In coming to the aforesaid conclusion, we have deemed it appropriate to take not of another fact, which, in our considered opinion would have some significance. 14. The respondent-writ petitioner lost the use of both his arms in the course of his duties. He was a young man with long years of service to follow. In such a situation, as already expressed by this court in its order dated 7.12.2006, it is the Union of India which should have come up with an offer of ex gratia payment. Surely, if the respondent-writ petitioner had lost both his arms while engaged in an offensive action against the enemy or even in a counter insurgency operation within the country, the Union, perhaps, would not have hesitated to come forward with an offer of ex gratia payment. Merely because the respondent-writ petitioner lost both his limbs while fixing a signal pole was it correct on the part of the Union not to so act ? However, ex gratia being an act of gratis and there being no legal right to receive the same, no mandamus can be issued by us to the Union in this regard.
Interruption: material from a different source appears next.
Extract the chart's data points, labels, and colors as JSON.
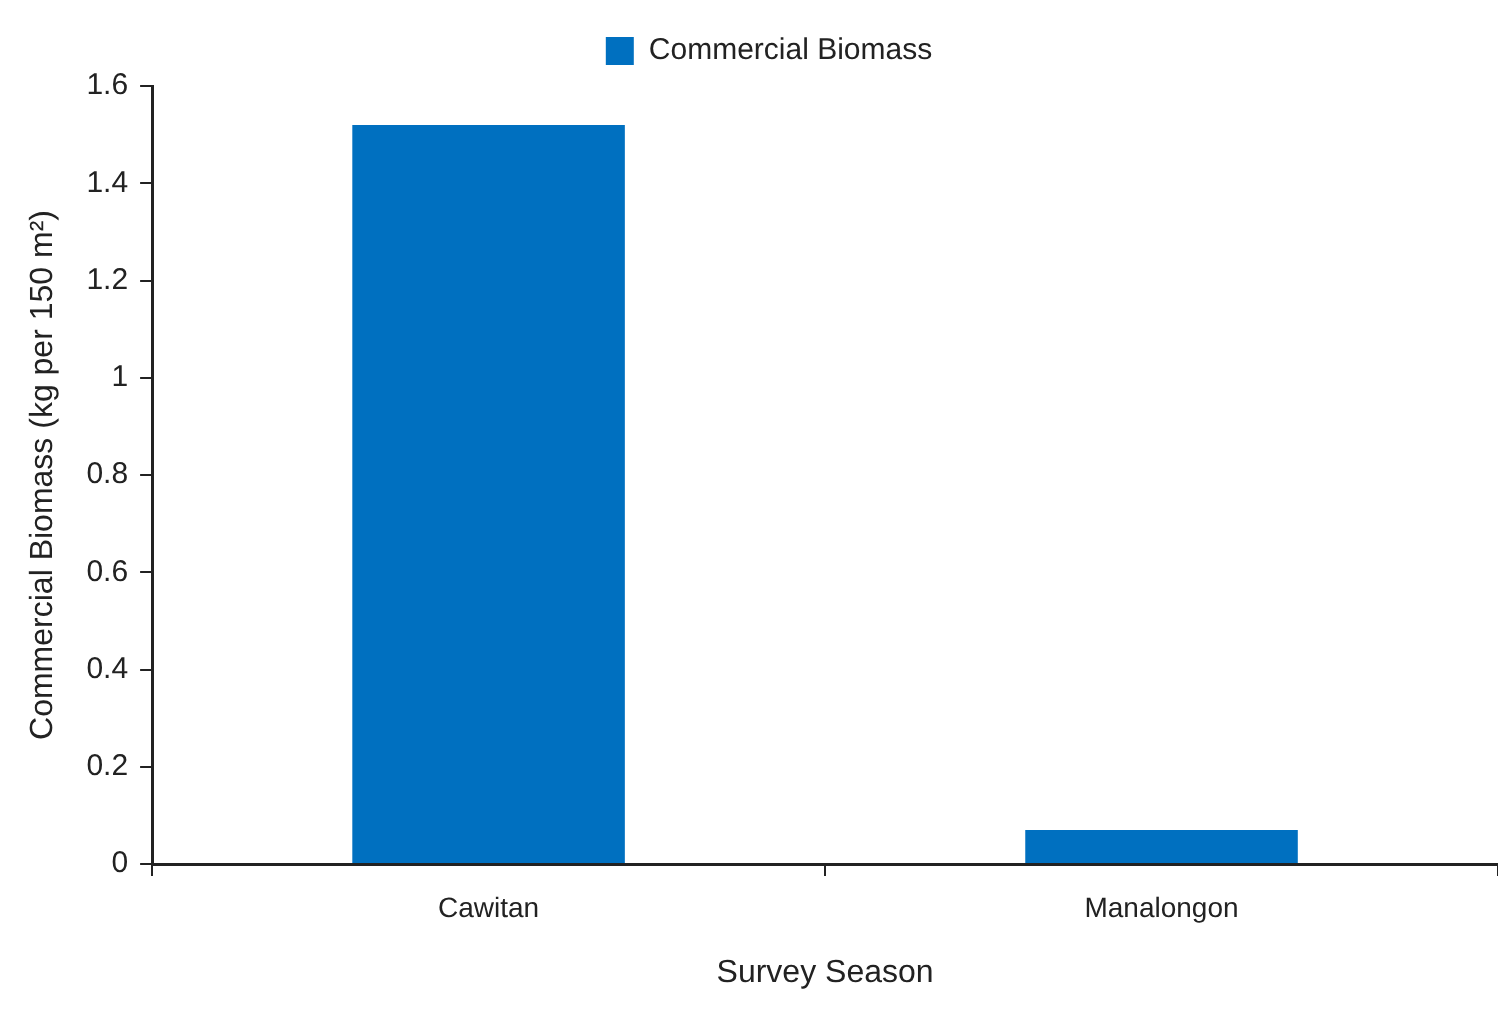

However, the above position, should not stop us from noticing the conduct and action of the Union of India in formulating our final opinion that the views expressed by the learned single Judge should be sustained. 15. On the discussions that have preceded, we deem it appropriate to dismiss the appeal and affirm the order dated 10.5.2004 passed in WP(C) No. 149/(K)/2003 by the learned Single Judge though on slightly different grounds. In the facts and circumstances of the case, we also deem it appropriate to leave the parties to bear their own costs. The compensation that will now be payable by the Union shall be so paid within a period of 3 months from today.